We're currently looking for a two bedroom, and we won't pay more than around $1300- $1500, to give you an idea, and that limits us to looking in the Medford/Somerville/Cambridge/Arlington area and on the North Shore, certainly. We currently live in a one bedroom two blocks from the T, heat and water included, and right next to a coin-up laundromat and are paying about $1300/month If anything, the one bedroom was advertised well above market value, unless, like, maybe it's on Beacon Hill and fully furnished and with all utilities included and free laundry in unit.

Walk away from this apartment and those landlords. You're being gouged, unless it's unusually spectacular.
posted by zizzle at 5:51 PM on April 22, 2010 [1 favorite]

I've dealt with a very similar sleazebally landlord situation once. And living under that guy was HELL. Not worth it. There are more apartments out there.
posted by sickinthehead at 5:54 PM on April 22, 2010

Under no circumstances would I rent from someone whose first interaction with me was a bait-and-switch.
posted by ook at 7:05 PM on April 22, 2010 [7 favorites]

with agent fee

Your agent is not on top of things here. Time for a new agent?
posted by ovvl at 7:17 PM on April 22, 2010 [2 favorites]

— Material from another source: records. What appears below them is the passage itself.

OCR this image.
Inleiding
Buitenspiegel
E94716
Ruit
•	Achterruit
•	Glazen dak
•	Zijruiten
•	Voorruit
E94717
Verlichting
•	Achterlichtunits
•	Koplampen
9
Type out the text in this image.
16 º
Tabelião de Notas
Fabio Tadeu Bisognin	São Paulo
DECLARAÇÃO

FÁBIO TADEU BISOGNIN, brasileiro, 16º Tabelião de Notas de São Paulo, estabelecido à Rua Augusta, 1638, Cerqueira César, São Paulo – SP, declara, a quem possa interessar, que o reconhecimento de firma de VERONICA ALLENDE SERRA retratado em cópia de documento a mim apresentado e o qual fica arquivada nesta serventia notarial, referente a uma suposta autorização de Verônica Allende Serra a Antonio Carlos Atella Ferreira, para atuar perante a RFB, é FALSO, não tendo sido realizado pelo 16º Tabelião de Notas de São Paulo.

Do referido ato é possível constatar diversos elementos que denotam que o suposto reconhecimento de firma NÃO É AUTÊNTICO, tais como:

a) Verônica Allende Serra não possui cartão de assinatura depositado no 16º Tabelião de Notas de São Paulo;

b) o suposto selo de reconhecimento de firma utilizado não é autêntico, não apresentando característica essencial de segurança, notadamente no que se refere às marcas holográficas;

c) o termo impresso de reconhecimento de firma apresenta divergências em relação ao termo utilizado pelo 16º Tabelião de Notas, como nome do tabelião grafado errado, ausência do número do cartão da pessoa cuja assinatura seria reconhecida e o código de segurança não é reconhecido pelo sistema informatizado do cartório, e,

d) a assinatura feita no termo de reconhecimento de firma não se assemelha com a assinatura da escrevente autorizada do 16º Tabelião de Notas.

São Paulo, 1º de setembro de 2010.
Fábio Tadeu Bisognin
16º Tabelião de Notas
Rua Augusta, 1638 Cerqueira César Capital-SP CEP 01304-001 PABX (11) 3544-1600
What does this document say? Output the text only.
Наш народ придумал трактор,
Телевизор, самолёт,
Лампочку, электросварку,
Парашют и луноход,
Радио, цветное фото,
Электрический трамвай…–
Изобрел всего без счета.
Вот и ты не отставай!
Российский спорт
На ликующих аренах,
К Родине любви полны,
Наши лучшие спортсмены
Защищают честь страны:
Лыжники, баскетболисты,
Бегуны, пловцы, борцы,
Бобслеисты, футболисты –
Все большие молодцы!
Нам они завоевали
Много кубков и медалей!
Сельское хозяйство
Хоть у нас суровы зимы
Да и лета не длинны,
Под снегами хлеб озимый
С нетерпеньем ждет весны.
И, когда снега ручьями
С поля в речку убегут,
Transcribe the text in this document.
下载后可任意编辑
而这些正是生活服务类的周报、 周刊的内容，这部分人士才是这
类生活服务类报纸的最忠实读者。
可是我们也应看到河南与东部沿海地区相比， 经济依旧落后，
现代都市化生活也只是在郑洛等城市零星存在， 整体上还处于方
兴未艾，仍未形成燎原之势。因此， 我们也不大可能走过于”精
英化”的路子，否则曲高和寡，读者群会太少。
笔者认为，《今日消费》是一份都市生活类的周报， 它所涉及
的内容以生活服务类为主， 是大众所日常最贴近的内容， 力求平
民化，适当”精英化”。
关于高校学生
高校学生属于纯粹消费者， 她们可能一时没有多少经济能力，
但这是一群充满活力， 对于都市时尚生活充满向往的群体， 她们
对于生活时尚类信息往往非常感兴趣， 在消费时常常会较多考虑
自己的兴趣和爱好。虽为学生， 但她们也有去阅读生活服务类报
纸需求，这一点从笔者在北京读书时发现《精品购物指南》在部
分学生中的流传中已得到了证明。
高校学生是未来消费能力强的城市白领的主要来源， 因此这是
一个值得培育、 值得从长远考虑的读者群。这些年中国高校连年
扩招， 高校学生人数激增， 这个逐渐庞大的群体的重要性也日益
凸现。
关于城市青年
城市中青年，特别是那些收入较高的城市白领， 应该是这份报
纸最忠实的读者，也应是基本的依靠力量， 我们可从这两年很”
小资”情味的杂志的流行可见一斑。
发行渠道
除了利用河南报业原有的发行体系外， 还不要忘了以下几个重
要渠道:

Response by poster: The realtor says that the shopping around thing is legit, but hadn't expected this situation. I'm really not looking forward to not having a place lined up when I start my new job next week. Eh, maybe I will just ask the realtor to go back to them with the original terms. Nothing's been signed and they're just as free to walk away and look for a better offer as I am.
posted by serathen at 7:32 PM on April 22, 2010

Is the "$600 lump sum" refundable or not? If it is refundable, then you'd still be paying the advertised $1,700 a month, which sounds like it's what you want. If you don't get it back, that would amount to a $1,750 monthly rent over the course of a year. Is this still a good deal? Do you like the place?

On the other hand, you don't need to sign a year-long apartment lease by the end of the month, you just need a place to stay. Consider staying at an extended-stay hotel and keeping your stuff in storage until you find a place you really, really like (for me, those things are usually of the "love at first sight" sort – you keep looking until you find one you can't live without). It might save you money and a lot of stress on the long run.
posted by halogen at 1:09 AM on April 23, 2010

Response by poster: …and I walked away from it. Too bad.
posted by serathen at 7:13 AM on April 23, 2010

Just briefly, $1700 isn't being gouged, assuming you don't want to live in Somerville/Medford/Outer Brighton/Allston.

I live in Back Bay/ South End and pay $1700 for a reasonable but not great one bedroom. And I think I got a steal.

Too bad about the apartment, and the skeezy landlord. I have a company as my landlord (C Talanian Realty) and they are awesome - they fix every problem within three hours of me calling, tops.